Matera, Filtroo, and Salt Labs are different from that cluster in one important way: they reward people simply for doing what they're already doing, without tying points to any particular goal. A post is a post. A read is a read. An hour is an hour.
This represents a fundamentally different business model, even though all of these platforms share the surface mechanic of handing out rewards.
Matera, Filtroo, and Salt Labs are running an advertising model. They serve as a discovery and acquisition channel for partner brands, who use perks and bonuses to attract new customers or retain existing ones. The revenue event is the perk redemption – essentially a cost-per-acquisition from the partner's perspective. To make that work, these platforms need reach, which is why they award points for behavior that requires no extra effort.

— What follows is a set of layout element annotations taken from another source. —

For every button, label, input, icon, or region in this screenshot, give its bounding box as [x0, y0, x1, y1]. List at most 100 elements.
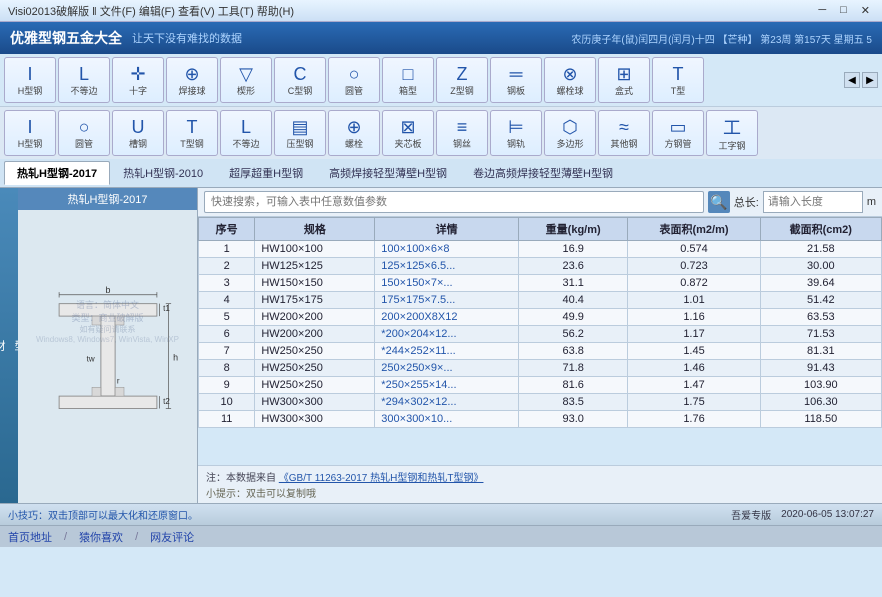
- toolbar-btn-unequal2[interactable]: L 不等边: [220, 110, 272, 156]
- toolbar-btn-c-beam[interactable]: C C型钢: [274, 57, 326, 103]
- toolbar-btn-weld-ball[interactable]: ⊕ 焊接球: [166, 57, 218, 103]
- sidebar-label2: 材: [0, 336, 9, 355]
- tab-edge-high-freq[interactable]: 卷边高频焊接轻型薄壁H型钢: [460, 161, 626, 185]
- toolbar-btn-plate[interactable]: ═ 钢板: [490, 57, 542, 103]
- table-row[interactable]: 9 HW250×250 *250×255×14... 81.6 1.47 103…: [199, 377, 882, 394]
- table-row[interactable]: 5 HW200×200 200×200X8X12 49.9 1.16 63.53: [199, 309, 882, 326]
- data-table[interactable]: 序号 规格 详情 重量(kg/m) 表面积(m2/m) 截面积(cm2) 1 H…: [198, 217, 882, 465]
- length-input[interactable]: [763, 191, 863, 213]
- maximize-button[interactable]: □: [836, 4, 851, 17]
- toolbar-btn-unequal[interactable]: L 不等边: [58, 57, 110, 103]
- unit-label: m: [867, 196, 876, 208]
- nav-love[interactable]: 猿你喜欢: [79, 529, 123, 545]
- cross-icon: ✛: [130, 64, 145, 85]
- prev-arrow[interactable]: ◀: [844, 72, 860, 88]
- wedge-icon: ▽: [239, 64, 253, 85]
- toolbar-btn-core[interactable]: ⊠ 夹芯板: [382, 110, 434, 156]
- cell-detail: 250×250×9×...: [375, 360, 519, 377]
- t-beam2-label: T型钢: [180, 140, 204, 150]
- table-row[interactable]: 3 HW150×150 150×150×7×... 31.1 0.872 39.…: [199, 275, 882, 292]
- cell-detail: *294×302×12...: [375, 394, 519, 411]
- svg-text:t1: t1: [163, 303, 170, 312]
- z-beam-label: Z型钢: [450, 87, 474, 97]
- table-row[interactable]: 4 HW175×175 175×175×7.5... 40.4 1.01 51.…: [199, 292, 882, 309]
- toolbar-btn-box2[interactable]: ⊞ 盒式: [598, 57, 650, 103]
- search-button[interactable]: 🔍: [708, 191, 730, 213]
- toolbar-btn-rail[interactable]: ⊨ 钢轨: [490, 110, 542, 156]
- cell-spec: HW150×150: [255, 275, 375, 292]
- table-row[interactable]: 2 HW125×125 125×125×6.5... 23.6 0.723 30…: [199, 258, 882, 275]
- cell-area: 118.50: [760, 411, 881, 428]
- box2-label: 盒式: [615, 87, 633, 97]
- tab-super-heavy[interactable]: 超厚超重H型钢: [216, 161, 316, 185]
- round-pipe2-label: 圆管: [75, 140, 93, 150]
- close-button[interactable]: ✕: [857, 4, 874, 17]
- cell-area: 71.53: [760, 326, 881, 343]
- table-row[interactable]: 10 HW300×300 *294×302×12... 83.5 1.75 10…: [199, 394, 882, 411]
- nav-online[interactable]: 网友评论: [150, 529, 194, 545]
- minimize-button[interactable]: ─: [814, 4, 830, 17]
- note-link[interactable]: 《GB/T 11263-2017 热轧H型钢和热轧T型钢》: [279, 473, 484, 484]
- h-beam-diagram: b h t1 t2 tw r: [28, 277, 188, 437]
- next-arrow[interactable]: ▶: [862, 72, 878, 88]
- col-surface: 表面积(m2/m): [628, 218, 760, 241]
- cell-area: 21.58: [760, 241, 881, 258]
- wedge-label: 楔形: [237, 87, 255, 97]
- press-label: 压型钢: [286, 140, 313, 150]
- i-beam-icon: 工: [723, 114, 741, 140]
- toolbar-btn-wire[interactable]: ≡ 钢丝: [436, 110, 488, 156]
- toolbar-btn-square-pipe[interactable]: ▭ 方钢管: [652, 110, 704, 156]
- z-beam-icon: Z: [457, 64, 468, 85]
- toolbar-btn-t-beam2[interactable]: T T型钢: [166, 110, 218, 156]
- toolbar-btn-press[interactable]: ▤ 压型钢: [274, 110, 326, 156]
- toolbar-btn-bolt[interactable]: ⊗ 螺栓球: [544, 57, 596, 103]
- tab-hot-rolled-2010[interactable]: 热轧H型钢-2010: [110, 161, 216, 185]
- wire-icon: ≡: [457, 117, 468, 138]
- rail-icon: ⊨: [508, 117, 524, 138]
- nav-home[interactable]: 首页地址: [8, 529, 52, 545]
- cell-surface: 1.47: [628, 377, 760, 394]
- table-row[interactable]: 7 HW250×250 *244×252×11... 63.8 1.45 81.…: [199, 343, 882, 360]
- table-row[interactable]: 6 HW200×200 *200×204×12... 56.2 1.17 71.…: [199, 326, 882, 343]
- datetime-display: 2020-06-05 13:07:27: [781, 509, 874, 520]
- cell-weight: 83.5: [518, 394, 628, 411]
- table-row[interactable]: 8 HW250×250 250×250×9×... 71.8 1.46 91.4…: [199, 360, 882, 377]
- cell-surface: 0.723: [628, 258, 760, 275]
- toolbar-btn-polygon[interactable]: ⬡ 多边形: [544, 110, 596, 156]
- toolbar-btn-t-beam[interactable]: T T型: [652, 57, 704, 103]
- search-input[interactable]: [204, 191, 704, 213]
- cell-no: 9: [199, 377, 255, 394]
- press-icon: ▤: [291, 117, 308, 138]
- cell-surface: 1.75: [628, 394, 760, 411]
- bolt-icon: ⊗: [562, 64, 577, 85]
- cell-area: 39.64: [760, 275, 881, 292]
- toolbar-btn-z-beam[interactable]: Z Z型钢: [436, 57, 488, 103]
- table-row[interactable]: 1 HW100×100 100×100×6×8 16.9 0.574 21.58: [199, 241, 882, 258]
- tab-high-freq-thin[interactable]: 高频焊接轻型薄壁H型钢: [316, 161, 460, 185]
- toolbar-btn-round-pipe2[interactable]: ○ 圆管: [58, 110, 110, 156]
- toolbar-btn-bolt2[interactable]: ⊕ 螺栓: [328, 110, 380, 156]
- cell-area: 51.42: [760, 292, 881, 309]
- toolbar-btn-cross[interactable]: ✛ 十字: [112, 57, 164, 103]
- toolbar-btn-h-beam2[interactable]: I H型钢: [4, 110, 56, 156]
- toolbar-btn-i-beam[interactable]: 工 工字钢: [706, 110, 758, 156]
- bolt2-label: 螺栓: [345, 140, 363, 150]
- t-beam-icon: T: [673, 64, 684, 85]
- t-beam-label: T型: [671, 87, 686, 97]
- status-tip: 小技巧：双击顶部可以最大化和还原窗口。: [8, 507, 198, 522]
- tab-hot-rolled-2017[interactable]: 热轧H型钢-2017: [4, 161, 110, 185]
- category-bar: 热轧H型钢-2017 热轧H型钢-2010 超厚超重H型钢 高频焊接轻型薄壁H型…: [0, 159, 882, 188]
- status-bar: 小技巧：双击顶部可以最大化和还原窗口。 吾爱专版 2020-06-05 13:0…: [0, 503, 882, 525]
- table-row[interactable]: 11 HW300×300 300×300×10... 93.0 1.76 118…: [199, 411, 882, 428]
- toolbar-btn-box[interactable]: □ 箱型: [382, 57, 434, 103]
- toolbar-btn-h-beam[interactable]: I H型钢: [4, 57, 56, 103]
- toolbar-btn-groove[interactable]: U 槽钢: [112, 110, 164, 156]
- cell-weight: 16.9: [518, 241, 628, 258]
- cell-area: 91.43: [760, 360, 881, 377]
- toolbar-btn-other[interactable]: ≈ 其他钢: [598, 110, 650, 156]
- col-detail: 详情: [375, 218, 519, 241]
- cell-spec: HW300×300: [255, 411, 375, 428]
- svg-text:r: r: [116, 376, 119, 385]
- toolbar-btn-round-pipe[interactable]: ○ 圆管: [328, 57, 380, 103]
- toolbar-btn-wedge[interactable]: ▽ 楔形: [220, 57, 272, 103]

There's a useful analogy to content business models. Ad-supported publications need volume above all else – so they end up publishing whatever gets clicks, because that's how ad revenue is calculated. Subscription publications can ignore traffic and write only what readers value enough to pay for. The same content-creation activity, two completely different incentive structures.
That's also why combining the two models is harder than it looks. Trying to use high-volume free content to funnel readers toward a paid subscription puts you in the position of attracting an audience that came for entertainment and trying to convert them into subscribers for something different. And there's a fundamental psychology gap between people who consume whatever is free and people who actually pay for content.
The miles-for-movement startup Miles, [covered here](/review/ne-mili-za-dengi-a-dengi-za-mili) back in 2021, follows the same free-reward logic. It awards points simply for getting around a city – the number of points varying by mode of transport (transit, bike, walking, running). Points exchange for perks from local business partners near the places users pass through. Miles raised $19.9M.
You could frame the direction here as "build a micro-rewards platform." That's broadly accurate, and the investment activity backs it up.
But micro-rewards platforms can run on very different business models – the advertising model (reward for behavior, exchange for partner perks) versus the performance model (cash for outcomes achieved). Those are genuinely different directions with different dynamics.
Since Matera's model follows the advertising side of the reward spectrum, the most important design decisions all cluster around two constraints: behavior selection and partner fit.
The behavior needs to be something large numbers of people already do, with data that can be tracked automatically. Point awards should feel proportional to effort while keeping per-unit cost sustainable. The exchange rate between points and partner perks needs to hold its perceived value as the platform scales. And critically – the category of behavior you reward should align with the categories of partners most interested in that audience. A platform rewarding transit commuters has very different sponsor appeal than one rewarding home chefs. Getting that match right early is what separates a viable advertising platform from a rewards program that burns out its partners.